Ma, come detto, il “no” ha origini diverse: Fossò, infatti, ha accolto l’ordine del giorno proposto dal Comune di Mira con il quale si preferiva, in sostituzione della camionabile, la soluzione dell’asse plurimodale (strada e ferrovia) già inserito all’interno del Prusst della Riviera del Brenta.

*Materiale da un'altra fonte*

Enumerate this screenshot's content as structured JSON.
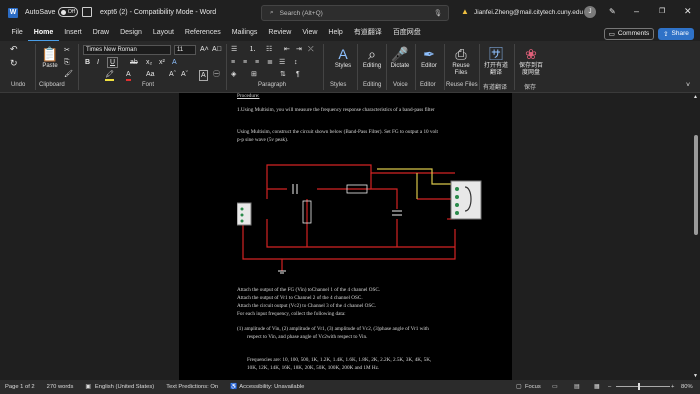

Vigonovo, invece, che assieme a Saonara subirebbe in maniera deleteria per il territorio gli effetti della camionabile, ha valutato una mozione concordata tra le forze di maggioranza e di opposizione che vorrebbe sfruttare invece il trasporto su acqua e rotaia. “Dobbiamo preservare il nostro paese e i suoi cittadini da qualsiasi tipo di intervento invasivo — ha spiegato il sindaco Leonardo Galenda —. Come già fatto in passato, ribadiamo ancora una volta la nostra contrarietà alla camionabile soprattutto perché riteniamo che il trasporto su gomma sia ormai superato e fonte di inquinamento. Bisogna invece insistere nella direzione di adottare le direttive europee dei trasporti alternativi su acqua e rotaia. La Riviera del Brenta è ricca di percorsi navigabili che offrono numerose soluzioni. Perché allora non considerare l’opportunità di ripensare l’intero sistema di trasporto merci?”

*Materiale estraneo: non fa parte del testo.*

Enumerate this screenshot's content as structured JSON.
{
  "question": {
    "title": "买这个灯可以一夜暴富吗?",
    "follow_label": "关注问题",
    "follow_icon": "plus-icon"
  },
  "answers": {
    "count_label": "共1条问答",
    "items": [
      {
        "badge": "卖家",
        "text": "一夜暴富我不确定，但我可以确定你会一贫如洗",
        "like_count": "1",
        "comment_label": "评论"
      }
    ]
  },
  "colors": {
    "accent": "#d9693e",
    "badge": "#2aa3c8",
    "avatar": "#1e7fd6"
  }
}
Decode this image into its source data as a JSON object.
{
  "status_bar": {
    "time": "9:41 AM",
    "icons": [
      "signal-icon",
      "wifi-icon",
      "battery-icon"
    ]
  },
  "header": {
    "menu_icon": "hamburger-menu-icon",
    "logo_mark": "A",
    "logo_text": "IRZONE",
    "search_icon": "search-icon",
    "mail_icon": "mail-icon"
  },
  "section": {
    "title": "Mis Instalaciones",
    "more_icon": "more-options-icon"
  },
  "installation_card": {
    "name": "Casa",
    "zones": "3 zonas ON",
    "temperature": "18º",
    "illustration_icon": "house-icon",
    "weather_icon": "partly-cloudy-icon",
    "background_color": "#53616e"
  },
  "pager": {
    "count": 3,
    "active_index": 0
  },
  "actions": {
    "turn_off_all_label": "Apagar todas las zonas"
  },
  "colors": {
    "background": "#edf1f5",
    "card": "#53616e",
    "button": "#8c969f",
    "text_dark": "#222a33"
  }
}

L’Amministrazione di Vigonovo trova sicuri alleati nel coordinamento dei comitati di Riviera del Brenta e Miranese e nel Comitato Vigonovese per la salvaguardia del territorio: i membri di quest’ultimo hanno infatti già raccolto qualche migliaio di firme che manifestano la contrarietà alla realizzazione della camionabile. E se la voce dei cittadini è lo specchio del territorio, il numero elevato di firme costituisce un segnale inequivocabile della preoccupazione dei vigonovesi.

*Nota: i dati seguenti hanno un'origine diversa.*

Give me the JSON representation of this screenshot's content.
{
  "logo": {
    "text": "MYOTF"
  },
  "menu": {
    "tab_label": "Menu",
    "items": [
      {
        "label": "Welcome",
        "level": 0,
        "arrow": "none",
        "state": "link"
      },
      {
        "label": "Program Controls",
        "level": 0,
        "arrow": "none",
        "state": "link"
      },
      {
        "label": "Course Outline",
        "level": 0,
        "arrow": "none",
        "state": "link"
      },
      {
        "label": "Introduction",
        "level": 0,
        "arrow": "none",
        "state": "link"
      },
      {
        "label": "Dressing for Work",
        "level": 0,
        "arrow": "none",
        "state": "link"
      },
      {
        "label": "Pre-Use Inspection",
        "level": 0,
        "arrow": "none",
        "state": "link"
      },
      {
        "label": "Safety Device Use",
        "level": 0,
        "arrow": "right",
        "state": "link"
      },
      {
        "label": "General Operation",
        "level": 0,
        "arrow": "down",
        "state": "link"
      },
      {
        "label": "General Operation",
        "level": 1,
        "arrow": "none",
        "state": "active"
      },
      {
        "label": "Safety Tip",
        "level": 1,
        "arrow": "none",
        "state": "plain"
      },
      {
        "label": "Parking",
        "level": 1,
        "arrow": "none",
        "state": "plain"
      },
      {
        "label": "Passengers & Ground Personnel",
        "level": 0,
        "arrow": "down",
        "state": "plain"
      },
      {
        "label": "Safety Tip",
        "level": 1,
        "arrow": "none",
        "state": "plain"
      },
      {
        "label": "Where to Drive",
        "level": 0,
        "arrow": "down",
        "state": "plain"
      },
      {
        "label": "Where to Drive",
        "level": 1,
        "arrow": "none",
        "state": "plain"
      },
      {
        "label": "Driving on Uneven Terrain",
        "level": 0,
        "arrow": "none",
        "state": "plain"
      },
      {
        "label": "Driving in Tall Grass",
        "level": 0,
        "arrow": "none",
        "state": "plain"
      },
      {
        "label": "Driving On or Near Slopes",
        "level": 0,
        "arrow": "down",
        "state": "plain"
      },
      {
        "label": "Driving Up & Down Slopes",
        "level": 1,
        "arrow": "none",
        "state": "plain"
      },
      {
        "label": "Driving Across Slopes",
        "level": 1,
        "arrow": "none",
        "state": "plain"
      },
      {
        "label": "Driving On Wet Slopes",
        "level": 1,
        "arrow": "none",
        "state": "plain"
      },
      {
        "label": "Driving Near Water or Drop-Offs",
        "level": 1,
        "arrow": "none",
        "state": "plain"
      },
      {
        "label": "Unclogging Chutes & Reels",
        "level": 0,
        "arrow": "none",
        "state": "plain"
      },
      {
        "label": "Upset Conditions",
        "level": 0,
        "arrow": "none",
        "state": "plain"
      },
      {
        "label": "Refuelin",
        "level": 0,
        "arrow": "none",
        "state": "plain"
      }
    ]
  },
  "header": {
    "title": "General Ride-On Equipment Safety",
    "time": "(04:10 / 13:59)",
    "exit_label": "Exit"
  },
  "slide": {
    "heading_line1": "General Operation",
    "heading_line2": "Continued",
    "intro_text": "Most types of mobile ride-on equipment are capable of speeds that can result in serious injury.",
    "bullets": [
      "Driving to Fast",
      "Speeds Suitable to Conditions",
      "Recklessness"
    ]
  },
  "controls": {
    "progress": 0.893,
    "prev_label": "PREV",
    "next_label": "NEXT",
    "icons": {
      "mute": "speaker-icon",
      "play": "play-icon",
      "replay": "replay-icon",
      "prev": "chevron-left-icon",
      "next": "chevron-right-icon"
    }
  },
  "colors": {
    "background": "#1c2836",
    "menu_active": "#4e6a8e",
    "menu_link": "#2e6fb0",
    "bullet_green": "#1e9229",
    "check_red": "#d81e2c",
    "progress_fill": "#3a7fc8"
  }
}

“Non si pensi che noi vogliamo dire no a priori a qualsiasi proposta senza argomentare il nostro rifiuto — ci tiene a sottolineare il sindaco -. Come sempre siamo invece propensi ad analizzare e valutare qualsiasi alternativa valida e che presupponga un confronto e un dialogo tra le parti. Ci sembra invece che la logica della concertazione non sia di casa nella legge obiettivo, che escluderebbe i comuni interessati al passaggio della camionabile lasciando ogni decisione solo alla Regione e allo Stato”.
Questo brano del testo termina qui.